Aloïse semble être de la même trempe. Portée par la confiance de Reda Kateb, elle s’est conditionnée à entrer dans la gestuelle et les expressions d’un clown médecin. Son visage ne ressemble à aucun autre, sa voix est grave, son corps leste et musclé, son visage est pur et singulier, son regard affronte simplement celui de l’autre. « Je l’ai trouvée très différente d’autres actrices, très singulière et en même temps très actuelle, explique Reda Kateb. J’ai rapidement projeté ma lecture sur elle ». Musicienne, formée au cirque à l’école Fratellini), danseuse, Aloïse s’affirme comédienne et même clown. Un métier auquel elle s’est formée pendant plusieurs mois avec le Rire Médecin avant de tourner. Même la corde lisse lui était inconnue, elle a dû s’entrainer pour réaliser le numéro fondateur de Sur le fil. Car tout commence avec son corps de circassienne, son échauffement, son allure de félin, jusqu'à son ascension au sommet de la corde lisse devant le public ébahi. La chute, l'accident, fera dévier sa route, et elle se relèvera de façon inattendue.

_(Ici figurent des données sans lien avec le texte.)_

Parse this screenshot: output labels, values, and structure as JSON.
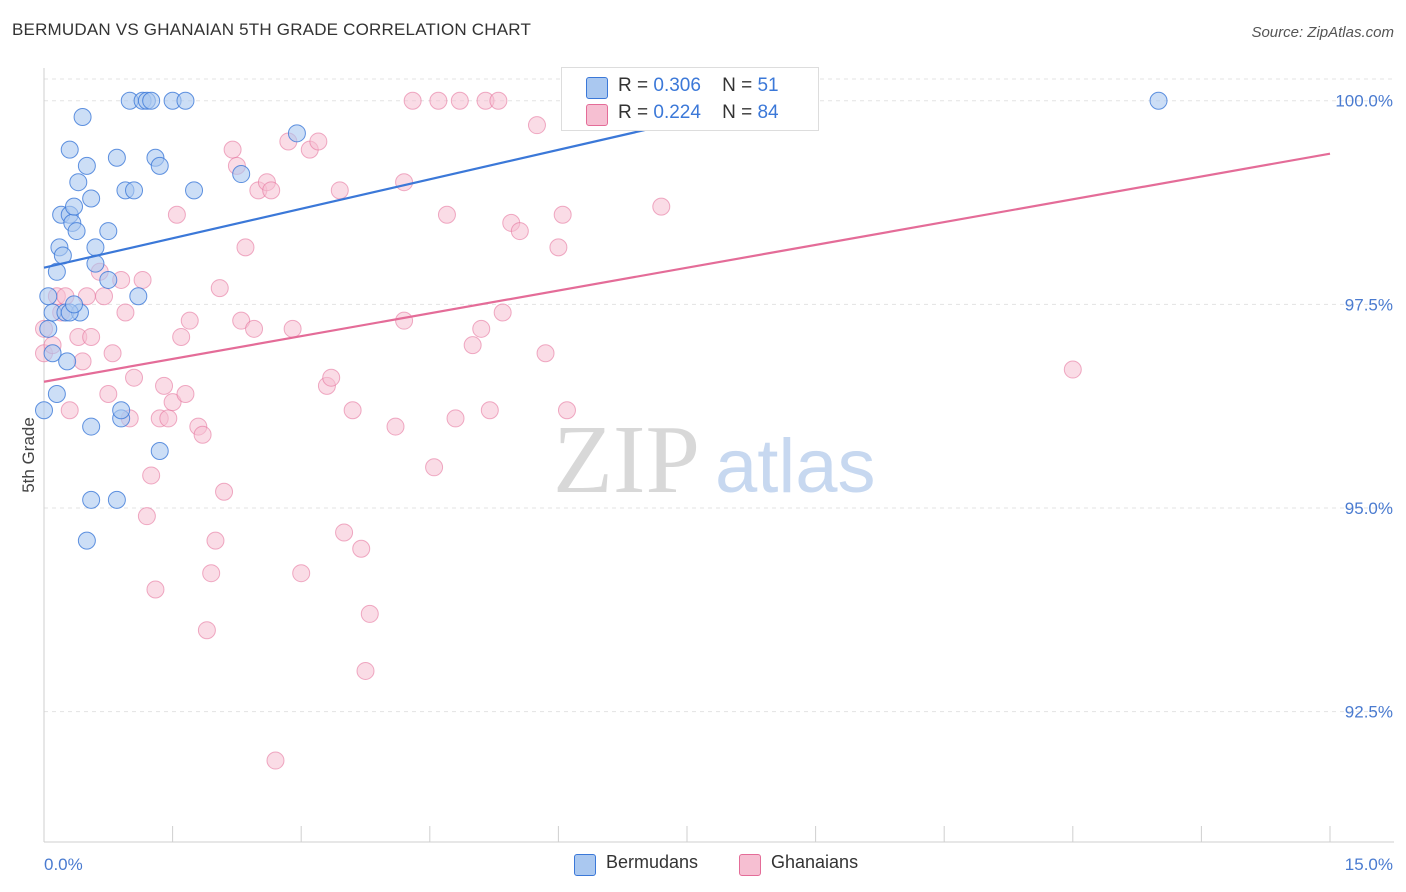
{
  "header": {
    "title": "BERMUDAN VS GHANAIAN 5TH GRADE CORRELATION CHART",
    "source": "Source: ZipAtlas.com"
  },
  "watermark": {
    "zip": "ZIP",
    "atlas": "atlas"
  },
  "colors": {
    "blue": "#3b78d8",
    "blue_fill": "#aac8f0",
    "pink": "#e46c98",
    "pink_fill": "#f6bfd2"
  },
  "stats_legend": [
    {
      "r_label": "R =",
      "r_value": "0.306",
      "n_label": "N =",
      "n_value": "51"
    },
    {
      "r_label": "R =",
      "r_value": "0.224",
      "n_label": "N =",
      "n_value": "84"
    }
  ],
  "chart_data": {
    "type": "scatter",
    "title": "BERMUDAN VS GHANAIAN 5TH GRADE CORRELATION CHART",
    "xlabel": "",
    "ylabel": "5th Grade",
    "xlim": [
      0,
      15
    ],
    "ylim": [
      90.9,
      100.5
    ],
    "x_tick_labels": [
      "0.0%",
      "15.0%"
    ],
    "y_ticks": [
      92.5,
      95.0,
      97.5,
      100.0
    ],
    "y_tick_labels": [
      "92.5%",
      "95.0%",
      "97.5%",
      "100.0%"
    ],
    "grid": true,
    "legend_position": "bottom",
    "series": [
      {
        "name": "Bermudans",
        "color": "#3b78d8",
        "trend": {
          "x": [
            0.0,
            8.5
          ],
          "y": [
            97.95,
            100.0
          ]
        },
        "points": [
          [
            0.05,
            97.6
          ],
          [
            0.05,
            97.2
          ],
          [
            0.1,
            97.4
          ],
          [
            0.1,
            96.9
          ],
          [
            0.15,
            97.9
          ],
          [
            0.15,
            96.4
          ],
          [
            0.18,
            98.2
          ],
          [
            0.2,
            98.6
          ],
          [
            0.22,
            98.1
          ],
          [
            0.25,
            97.4
          ],
          [
            0.27,
            96.8
          ],
          [
            0.3,
            99.4
          ],
          [
            0.3,
            98.6
          ],
          [
            0.33,
            98.5
          ],
          [
            0.35,
            98.7
          ],
          [
            0.38,
            98.4
          ],
          [
            0.4,
            99.0
          ],
          [
            0.42,
            97.4
          ],
          [
            0.45,
            99.8
          ],
          [
            0.5,
            99.2
          ],
          [
            0.55,
            98.8
          ],
          [
            0.6,
            98.2
          ],
          [
            0.6,
            98.0
          ],
          [
            0.75,
            98.4
          ],
          [
            0.75,
            97.8
          ],
          [
            0.85,
            99.3
          ],
          [
            0.9,
            96.1
          ],
          [
            0.95,
            98.9
          ],
          [
            1.0,
            100.0
          ],
          [
            1.05,
            98.9
          ],
          [
            1.1,
            97.6
          ],
          [
            1.15,
            100.0
          ],
          [
            1.2,
            100.0
          ],
          [
            1.25,
            100.0
          ],
          [
            1.3,
            99.3
          ],
          [
            1.35,
            99.2
          ],
          [
            1.35,
            95.7
          ],
          [
            1.5,
            100.0
          ],
          [
            1.65,
            100.0
          ],
          [
            1.75,
            98.9
          ],
          [
            2.3,
            99.1
          ],
          [
            2.95,
            99.6
          ],
          [
            0.55,
            96.0
          ],
          [
            0.9,
            96.2
          ],
          [
            0.5,
            94.6
          ],
          [
            0.55,
            95.1
          ],
          [
            0.85,
            95.1
          ],
          [
            0.0,
            96.2
          ],
          [
            0.3,
            97.4
          ],
          [
            0.35,
            97.5
          ],
          [
            13.0,
            100.0
          ]
        ]
      },
      {
        "name": "Ghanaians",
        "color": "#e46c98",
        "trend": {
          "x": [
            0.0,
            15.0
          ],
          "y": [
            96.55,
            99.35
          ]
        },
        "points": [
          [
            0.0,
            97.2
          ],
          [
            0.0,
            96.9
          ],
          [
            0.1,
            97.0
          ],
          [
            0.15,
            97.6
          ],
          [
            0.2,
            97.4
          ],
          [
            0.25,
            97.6
          ],
          [
            0.3,
            96.2
          ],
          [
            0.4,
            97.1
          ],
          [
            0.45,
            96.8
          ],
          [
            0.5,
            97.6
          ],
          [
            0.55,
            97.1
          ],
          [
            0.65,
            97.9
          ],
          [
            0.7,
            97.6
          ],
          [
            0.75,
            96.4
          ],
          [
            0.8,
            96.9
          ],
          [
            0.9,
            97.8
          ],
          [
            0.95,
            97.4
          ],
          [
            1.0,
            96.1
          ],
          [
            1.05,
            96.6
          ],
          [
            1.15,
            97.8
          ],
          [
            1.2,
            94.9
          ],
          [
            1.25,
            95.4
          ],
          [
            1.3,
            94.0
          ],
          [
            1.35,
            96.1
          ],
          [
            1.4,
            96.5
          ],
          [
            1.45,
            96.1
          ],
          [
            1.5,
            96.3
          ],
          [
            1.55,
            98.6
          ],
          [
            1.6,
            97.1
          ],
          [
            1.65,
            96.4
          ],
          [
            1.7,
            97.3
          ],
          [
            1.8,
            96.0
          ],
          [
            1.85,
            95.9
          ],
          [
            1.9,
            93.5
          ],
          [
            1.95,
            94.2
          ],
          [
            2.0,
            94.6
          ],
          [
            2.05,
            97.7
          ],
          [
            2.1,
            95.2
          ],
          [
            2.2,
            99.4
          ],
          [
            2.25,
            99.2
          ],
          [
            2.3,
            97.3
          ],
          [
            2.35,
            98.2
          ],
          [
            2.45,
            97.2
          ],
          [
            2.5,
            98.9
          ],
          [
            2.6,
            99.0
          ],
          [
            2.65,
            98.9
          ],
          [
            2.7,
            91.9
          ],
          [
            2.85,
            99.5
          ],
          [
            2.9,
            97.2
          ],
          [
            3.0,
            94.2
          ],
          [
            3.1,
            99.4
          ],
          [
            3.2,
            99.5
          ],
          [
            3.3,
            96.5
          ],
          [
            3.35,
            96.6
          ],
          [
            3.45,
            98.9
          ],
          [
            3.5,
            94.7
          ],
          [
            3.6,
            96.2
          ],
          [
            3.7,
            94.5
          ],
          [
            3.75,
            93.0
          ],
          [
            3.8,
            93.7
          ],
          [
            4.1,
            96.0
          ],
          [
            4.2,
            97.3
          ],
          [
            4.2,
            99.0
          ],
          [
            4.3,
            100.0
          ],
          [
            4.55,
            95.5
          ],
          [
            4.6,
            100.0
          ],
          [
            4.7,
            98.6
          ],
          [
            4.8,
            96.1
          ],
          [
            4.85,
            100.0
          ],
          [
            5.0,
            97.0
          ],
          [
            5.1,
            97.2
          ],
          [
            5.15,
            100.0
          ],
          [
            5.2,
            96.2
          ],
          [
            5.3,
            100.0
          ],
          [
            5.35,
            97.4
          ],
          [
            5.45,
            98.5
          ],
          [
            5.55,
            98.4
          ],
          [
            5.75,
            99.7
          ],
          [
            5.85,
            96.9
          ],
          [
            6.0,
            98.2
          ],
          [
            6.05,
            98.6
          ],
          [
            6.1,
            96.2
          ],
          [
            7.2,
            98.7
          ],
          [
            12.0,
            96.7
          ]
        ]
      }
    ]
  },
  "bottom_legend": [
    {
      "label": "Bermudans"
    },
    {
      "label": "Ghanaians"
    }
  ]
}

Trouver son clown. Le 7ème art est marqué par le personnage de Julietta Masina dans La Strada de Fellini, le petit chapeau et le tricot rayé rouge et blanc que choisit Aloïse Sauvage pour trouver son clown en sont une référence. Elle y ajoutera une veste avec des ailes de papillon. Trouver son clown est ce que chacun doit réussir avant de s’aventurer en duo dans un hôpital, puis dans la chambre d’un enfant malade. Les clowns de l’association le Rire Médecin sont 150, et aucun ne ressemble à un autre. Le trio que Zouzou (Aloïs Sauvage) forme avec le comédien Philippe Rebbot, qui lui aussi s’est formé au métier de clown, et Jean-Philippe Buzaud alias Roger Chips, clown du Rire médecin depuis 31 ans, est désarmant. Encadrés par la responsable du service pédiatrique, Sarah Giraudeau, ils évoluent avec grâce et maladresse au milieu de professionnels de santé pressés, sans cesse en alerte, mais humant au passage la belle humeur de ces êtres fantasques qui, ils le savent, sont capables de transformer les peurs et le chagrin d’un enfant en sourire, et même en rire. Parfois c’est juste un regard, une connexion silencieuse qui opère. Le lien créé est, pour les soignants, un gage de la meilleure action du traitement.
La bonne distance. Il s’agit de trouver la bonne distance avec le petit malade. Mesurer sa disponibilité, son état d’âme, ne jamais forcer le trait. Avec sa caméra, Reda Kateb a lui aussi cherché la bonne distance, en pénétrant dans une chambre, en s’approchant du visage d’un enfant, en filmant le rapport du trio avec un petit malade, et avec l’équipe médicale. Les excès, les magnifiques accomplissements, les échecs, rien n’est écrit à l’avance. Chaque tentative pour détendre et faire rire n’est pas acquise, les erreurs de jugement d’un clown sont sanctionnées par un référent, et parfois c'est la mort qui rompt le lien établi, un lien qui lorsqu'il est noué entre l’enfant et le clown agit telle la serre d’un rapace, et engage. Ce microcosme hors du commun, fait de jeu et de sérieux, de joie et de tragédie, la caméra de Reda Kateb a su le capter avec justesse et une grande générosité.